Announced as the "world's most powerful chip" and the largest chip physically possible, the Blackwell is an MCM design with two GPUs connected via a 10TB/s Nvidia high bandwidth interface, making a single unified GPU. It is built on a custom 4NP TSMC process and packs a total of 208 billion transistors, with 192GB of HMB3e memory and 8TB/s of memory bandwidth, as well as full GPU cache coherency. Nvidia says it packs 20 petaFLOPS of AI performance which is a five times higher AI performance compared to the Hopper H100.
Nvidia went on to compare the new Blackwell GPU architecture fully to the Hopper one, saying it offers 128 Billion more transistors, 5x the AI performance, and 4x the on-die memory. This adds up to to 20 PFLOPS FP8 (2.5x Hopper), 20 PFLOPS FP6 (2.5x Hopper), 40 PFLOPS FP4 (5x Hopper). The HBM model size and bandwidth are at 740 billion Parameters (6x Hopper) and 34T Parameters/sec (5x Hopper), while NVLINK is at 7.2 TB/s (4x Hopper).
In addition, the Blackwell GPU architecture will feature the second-generation Transformer Engine, with micro-tensor scaling support and NVIDIA’s advanced dynamic range management algorithms integrated into TensorRT-LLM and NeMo Megatron frameworks, allowing Blackwell to support double the compute and model sizes with new 4-bit floating point AI inference capabilities. It also uses fifth-generation NVLink, with 1.8TB/s bidirectional throughput per GPU; the new RAS engine, a dedicated engine for reliability, availability, and serviceability; the Secure AI feature; as well as the new Decompression Engine, which should accelerate database queries to deliver the highest performance in data analytics and data science.
In terms of other specifications, the Nvidia Blackwell B200 GPU packs 160 SMs or 20,480 cores, 8 HBM packages for 192 GB of HBM3e memory, has PCIe 6.0 support, and has a 700W peak TDP.

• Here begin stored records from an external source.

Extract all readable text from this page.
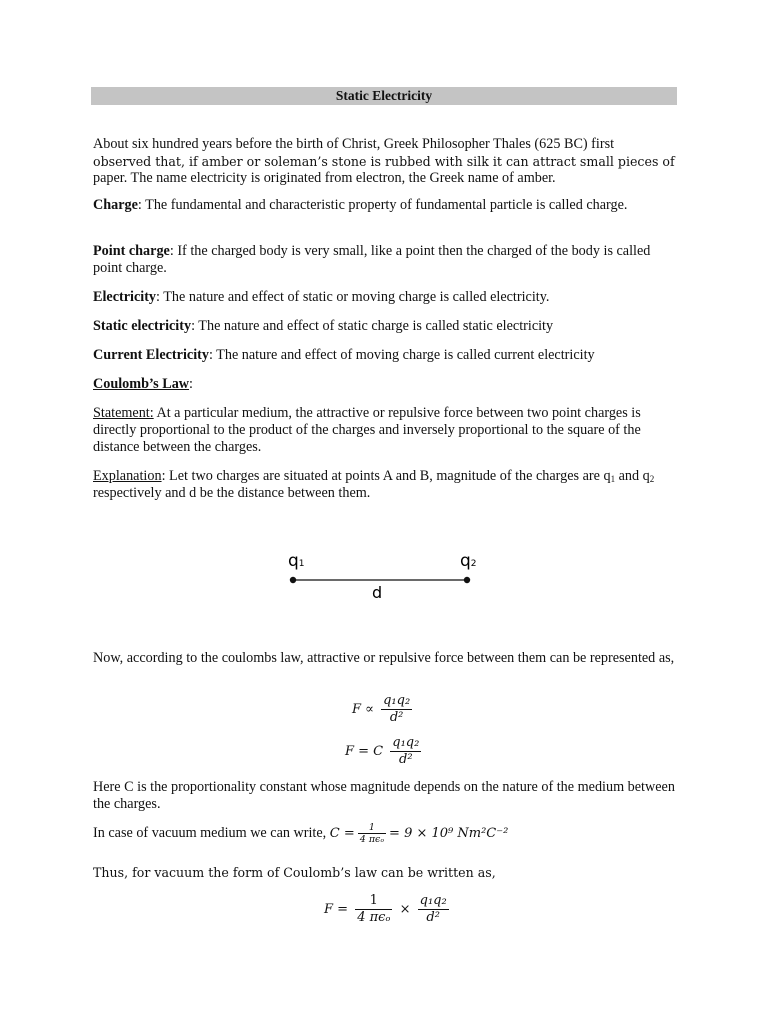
Static Electricity
About six hundred years before the birth of Christ, Greek Philosopher Thales (625 BC) first
observed that, if amber or soleman’s stone is rubbed with silk it can attract small pieces of
paper. The name electricity is originated from electron, the Greek name of amber.
Charge: The fundamental and characteristic property of fundamental particle is called charge.
Point charge: If the charged body is very small, like a point then the charged of the body is called point charge.
Electricity: The nature and effect of static or moving charge is called electricity.
Static electricity: The nature and effect of static charge is called static electricity
Current Electricity: The nature and effect of moving charge is called current electricity
Coulomb’s Law:
Statement: At a particular medium, the attractive or repulsive force between two point charges is directly proportional to the product of the charges and inversely proportional to the square of the distance between the charges.
Explanation: Let two charges are situated at points A and B, magnitude of the charges are $q_1$ and $q_2$ respectively and d be the distance between them.
q1	q2
d
Now, according to the coulombs law, attractive or repulsive force between them can be represented as,
$F \propto \frac{\text{q₁q₂}}{\text{d²}}$
F = C $\frac{\text{q₁q₂}}{\text{d²}}$
Here C is the proportionality constant whose magnitude depends on the nature of the medium between the charges.
In case of vacuum medium we can write, $C = \frac{1}{\text{4 πϵₒ}} = 9 \times 10^9$ Nm²C⁻²
Thus, for vacuum the form of Coulomb’s law can be written as,
$F = \frac{1}{\text{4 πϵₒ}} \times \frac{\text{q₁q₂}}{\text{d²}}$
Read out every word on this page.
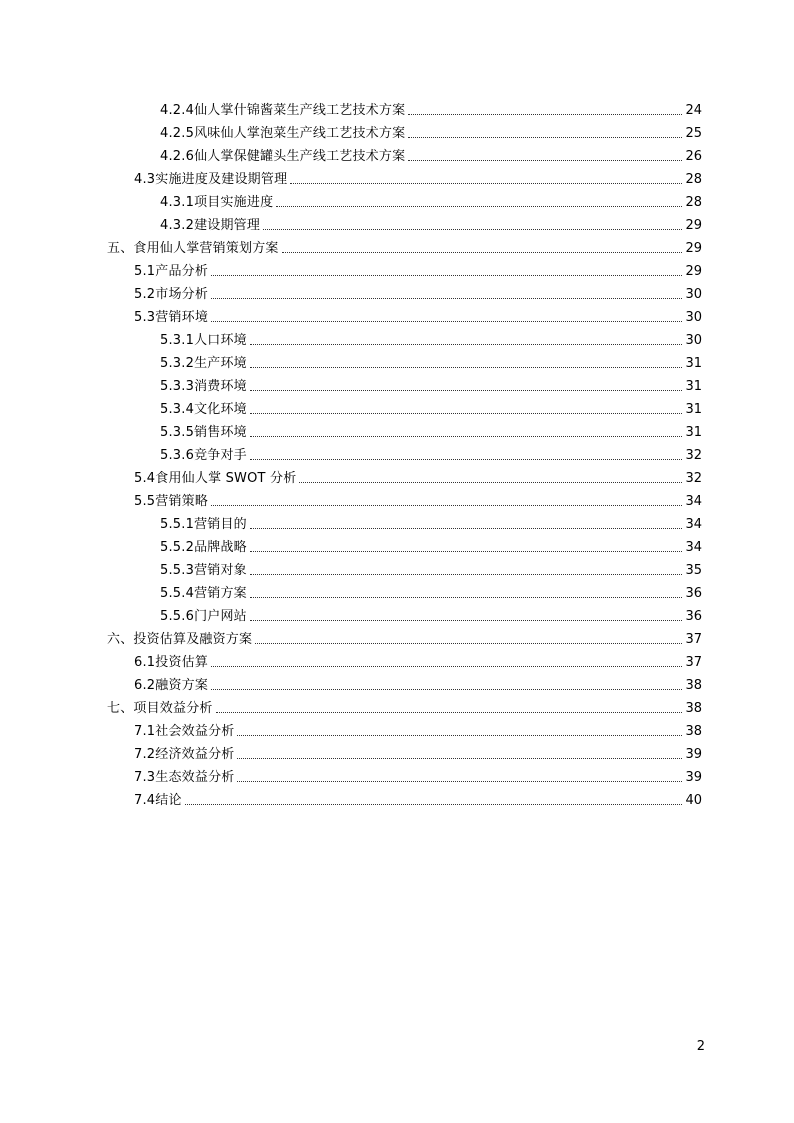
4.2.4仙人掌什锦酱菜生产线工艺技术方案	24
4.2.5风味仙人掌泡菜生产线工艺技术方案	25
4.2.6仙人掌保健罐头生产线工艺技术方案	26
4.3实施进度及建设期管理	28
4.3.1项目实施进度	28
4.3.2建设期管理	29
五、食用仙人掌营销策划方案	29
5.1产品分析	29
5.2市场分析	30
5.3营销环境	30
5.3.1人口环境	30
5.3.2生产环境	31
5.3.3消费环境	31
5.3.4文化环境	31
5.3.5销售环境	31
5.3.6竞争对手	32
5.4食用仙人掌 SWOT 分析	32
5.5营销策略	34
5.5.1营销目的	34
5.5.2品牌战略	34
5.5.3营销对象	35
5.5.4营销方案	36
5.5.6门户网站	36
六、投资估算及融资方案	37
6.1投资估算	37
6.2融资方案	38
七、项目效益分析	38
7.1社会效益分析	38
7.2经济效益分析	39
7.3生态效益分析	39
7.4结论	40
2
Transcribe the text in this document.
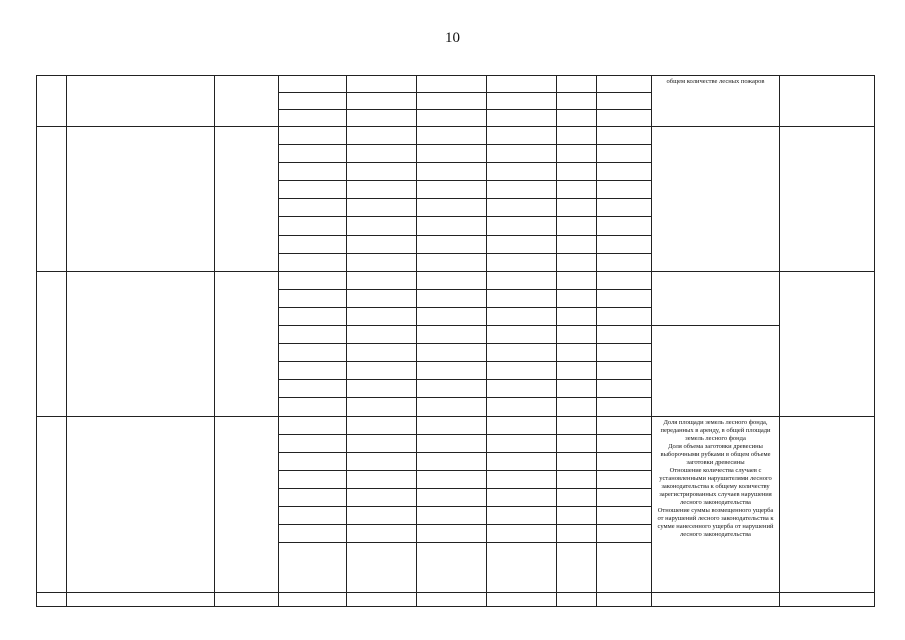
10

									общем количестве лесных пожаров	

									Доля площади земель лесного фонда, переданных в аренду, в общей площади земель лесного фонда
Доля объема заготовки древесины выборочными рубками в общем объеме заготовки древесины
Отношение количества случаев с установленными нарушителями лесного законодательства к общему количеству зарегистрированных случаев нарушения лесного законодательства
Отношение суммы возмещенного ущерба от нарушений лесного законодательства к сумме нанесенного ущерба от нарушений лесного законодательства	
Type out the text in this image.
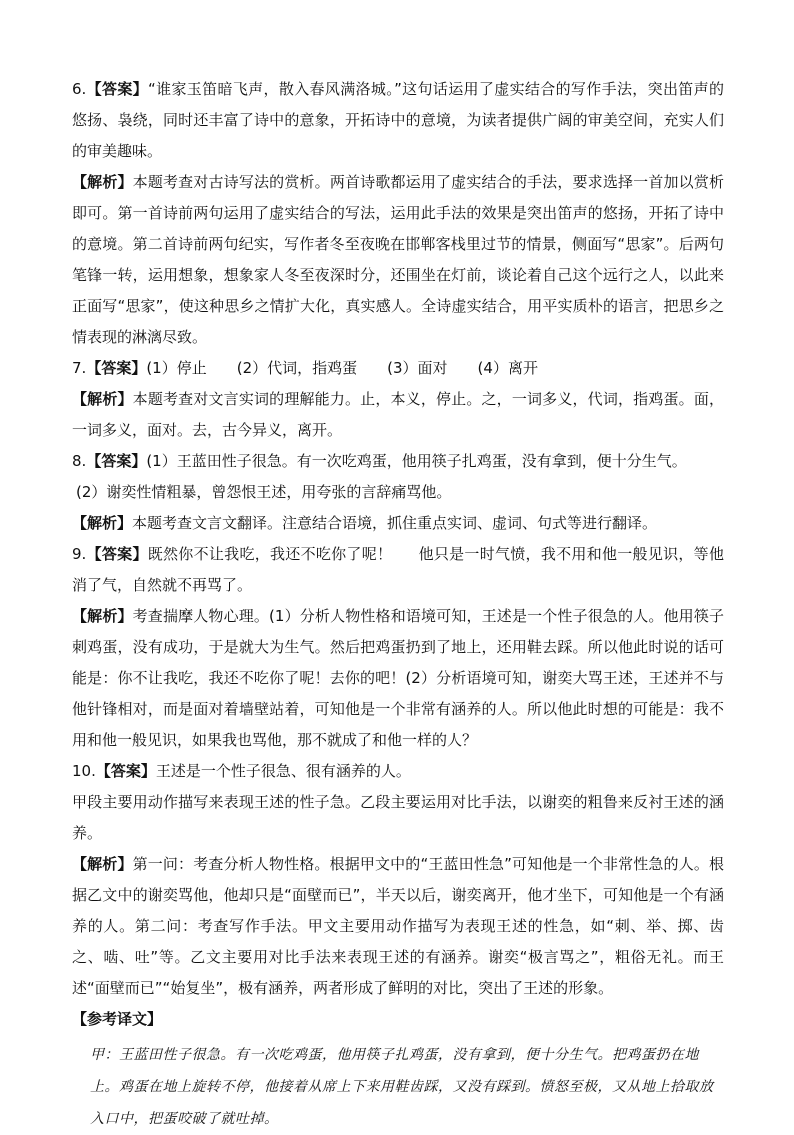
6.【答案】“谁家玉笛暗飞声，散入春风满洛城。”这句话运用了虚实结合的写作手法，突出笛声的悠扬、袅绕，同时还丰富了诗中的意象，开拓诗中的意境，为读者提供广阔的审美空间，充实人们的审美趣味。

【解析】本题考查对古诗写法的赏析。两首诗歌都运用了虚实结合的手法，要求选择一首加以赏析即可。第一首诗前两句运用了虚实结合的写法，运用此手法的效果是突出笛声的悠扬，开拓了诗中的意境。第二首诗前两句纪实，写作者冬至夜晚在邯郸客栈里过节的情景，侧面写“思家”。后两句笔锋一转，运用想象，想象家人冬至夜深时分，还围坐在灯前，谈论着自己这个远行之人，以此来正面写“思家”，使这种思乡之情扩大化，真实感人。全诗虚实结合，用平实质朴的语言，把思乡之情表现的淋漓尽致。

7.【答案】(1）停止 (2）代词，指鸡蛋 (3）面对 (4）离开

【解析】本题考查对文言实词的理解能力。止，本义，停止。之，一词多义，代词，指鸡蛋。面，一词多义，面对。去，古今异义，离开。

8.【答案】(1）王蓝田性子很急。有一次吃鸡蛋，他用筷子扎鸡蛋，没有拿到，便十分生气。

(2）谢奕性情粗暴，曾怨恨王述，用夸张的言辞痛骂他。

【解析】本题考查文言文翻译。注意结合语境，抓住重点实词、虚词、句式等进行翻译。

9.【答案】既然你不让我吃，我还不吃你了呢！ 他只是一时气愤，我不用和他一般见识，等他消了气，自然就不再骂了。

【解析】考查揣摩人物心理。(1）分析人物性格和语境可知，王述是一个性子很急的人。他用筷子刺鸡蛋，没有成功，于是就大为生气。然后把鸡蛋扔到了地上，还用鞋去踩。所以他此时说的话可能是：你不让我吃，我还不吃你了呢！去你的吧！(2）分析语境可知，谢奕大骂王述，王述并不与他针锋相对，而是面对着墙壁站着，可知他是一个非常有涵养的人。所以他此时想的可能是：我不用和他一般见识，如果我也骂他，那不就成了和他一样的人？

10.【答案】王述是一个性子很急、很有涵养的人。

甲段主要用动作描写来表现王述的性子急。乙段主要运用对比手法，以谢奕的粗鲁来反衬王述的涵养。

【解析】第一问：考查分析人物性格。根据甲文中的“王蓝田性急”可知他是一个非常性急的人。根据乙文中的谢奕骂他，他却只是“面壁而已”，半天以后，谢奕离开，他才坐下，可知他是一个有涵养的人。第二问：考查写作手法。甲文主要用动作描写为表现王述的性急，如“刺、举、掷、齿之、啮、吐”等。乙文主要用对比手法来表现王述的有涵养。谢奕“极言骂之”，粗俗无礼。而王述“面壁而已”“始复坐”，极有涵养，两者形成了鲜明的对比，突出了王述的形象。

【参考译文】

甲：王蓝田性子很急。有一次吃鸡蛋，他用筷子扎鸡蛋，没有拿到，便十分生气。把鸡蛋扔在地上。鸡蛋在地上旋转不停，他接着从席上下来用鞋齿踩，又没有踩到。愤怒至极，又从地上拾取放入口中，把蛋咬破了就吐掉。
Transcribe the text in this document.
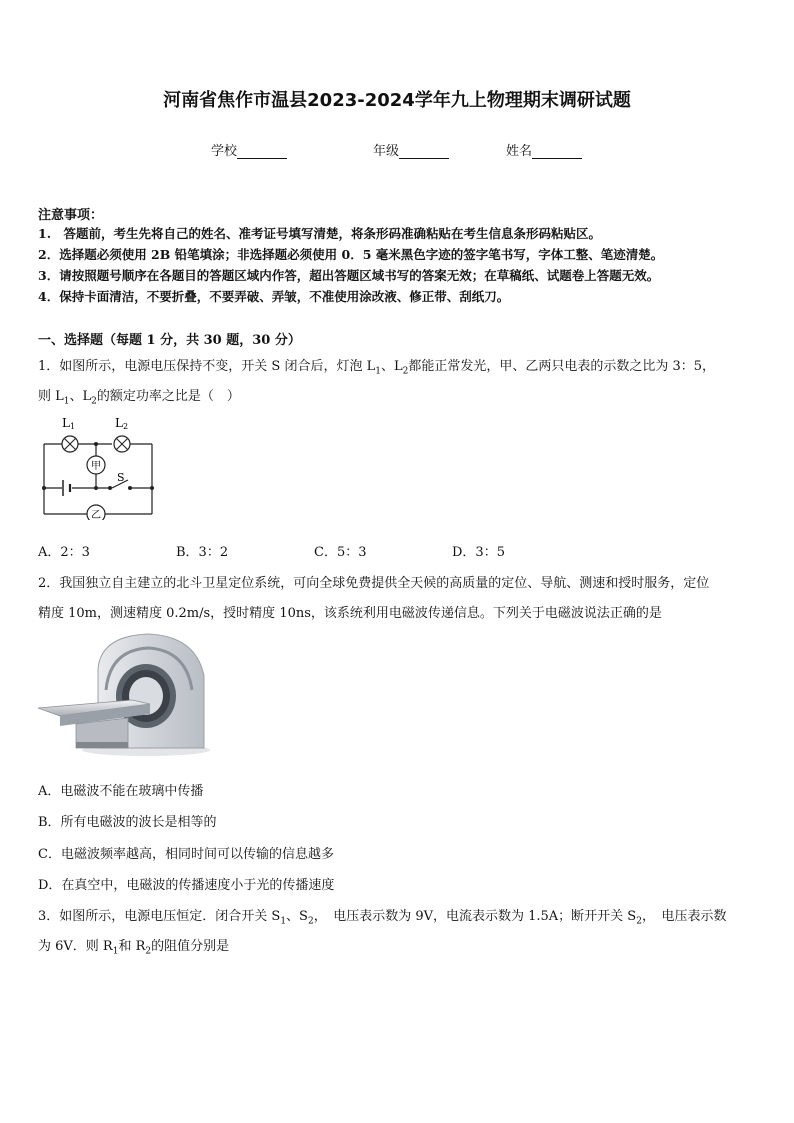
河南省焦作市温县2023-2024学年九上物理期末调研试题
学校	年级	姓名
注意事项：
1.　答题前，考生先将自己的姓名、准考证号填写清楚，将条形码准确粘贴在考生信息条形码粘贴区。
2．选择题必须使用 2B 铅笔填涂；非选择题必须使用 0．5 毫米黑色字迹的签字笔书写，字体工整、笔迹清楚。
3．请按照题号顺序在各题目的答题区域内作答，超出答题区域书写的答案无效；在草稿纸、试题卷上答题无效。
4．保持卡面清洁，不要折叠，不要弄破、弄皱，不准使用涂改液、修正带、刮纸刀。
一、选择题（每题 1 分，共 30 题，30 分）
1．如图所示，电源电压保持不变，开关 S 闭合后，灯泡 $L_1$、$L_2$都能正常发光，甲、乙两只电表的示数之比为 3：5，
则 $L_1$、$L_2$的额定功率之比是（　）
L1	L2
甲
乙
S
A．2：3	B．3：2	C．5：3	D．3：5
2．我国独立自主建立的北斗卫星定位系统，可向全球免费提供全天候的高质量的定位、导航、测速和授时服务，定位
精度 10m，测速精度 0.2m/s，授时精度 10ns，该系统利用电磁波传递信息。下列关于电磁波说法正确的是
A．电磁波不能在玻璃中传播
B．所有电磁波的波长是相等的
C．电磁波频率越高，相同时间可以传输的信息越多
D．在真空中，电磁波的传播速度小于光的传播速度
3．如图所示，电源电压恒定．闭合开关 $S_1$、$S_2$，　电压表示数为 9V，电流表示数为 1.5A；断开开关 $S_2$，　电压表示数
为 6V．则 $R_1$和 $R_2$的阻值分别是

Nvidia will ship the new Blackwell architecture as the Nvidia Blackwell GB200 Grace Blackwell Superchip platform with two B200 Tensor Core GPUs and Grace CPU, connected via a 900GB/s ultra-low-power NVLink chip-to-chip interconnect. It will be available in various systems and server boards, linking up to 72 Blackwell GPUs and 36 Grace CPUs in the NVIDIA GB200 NVL72 rack-scale system, or as the HGX B200 server board with eight B200 GPUs for x86-based generative AI platforms.
All the usual partners are on the list including Cisco, Dell, Hewlett Packard Enterprise, Lenovo, Supermicro, Aivres, ASRock Rack, ASUS, Eviden, Foxconn, GIGABYTE, Inventec, Pegatron, QCT, Wistron, Wiwynn, and ZT Systems.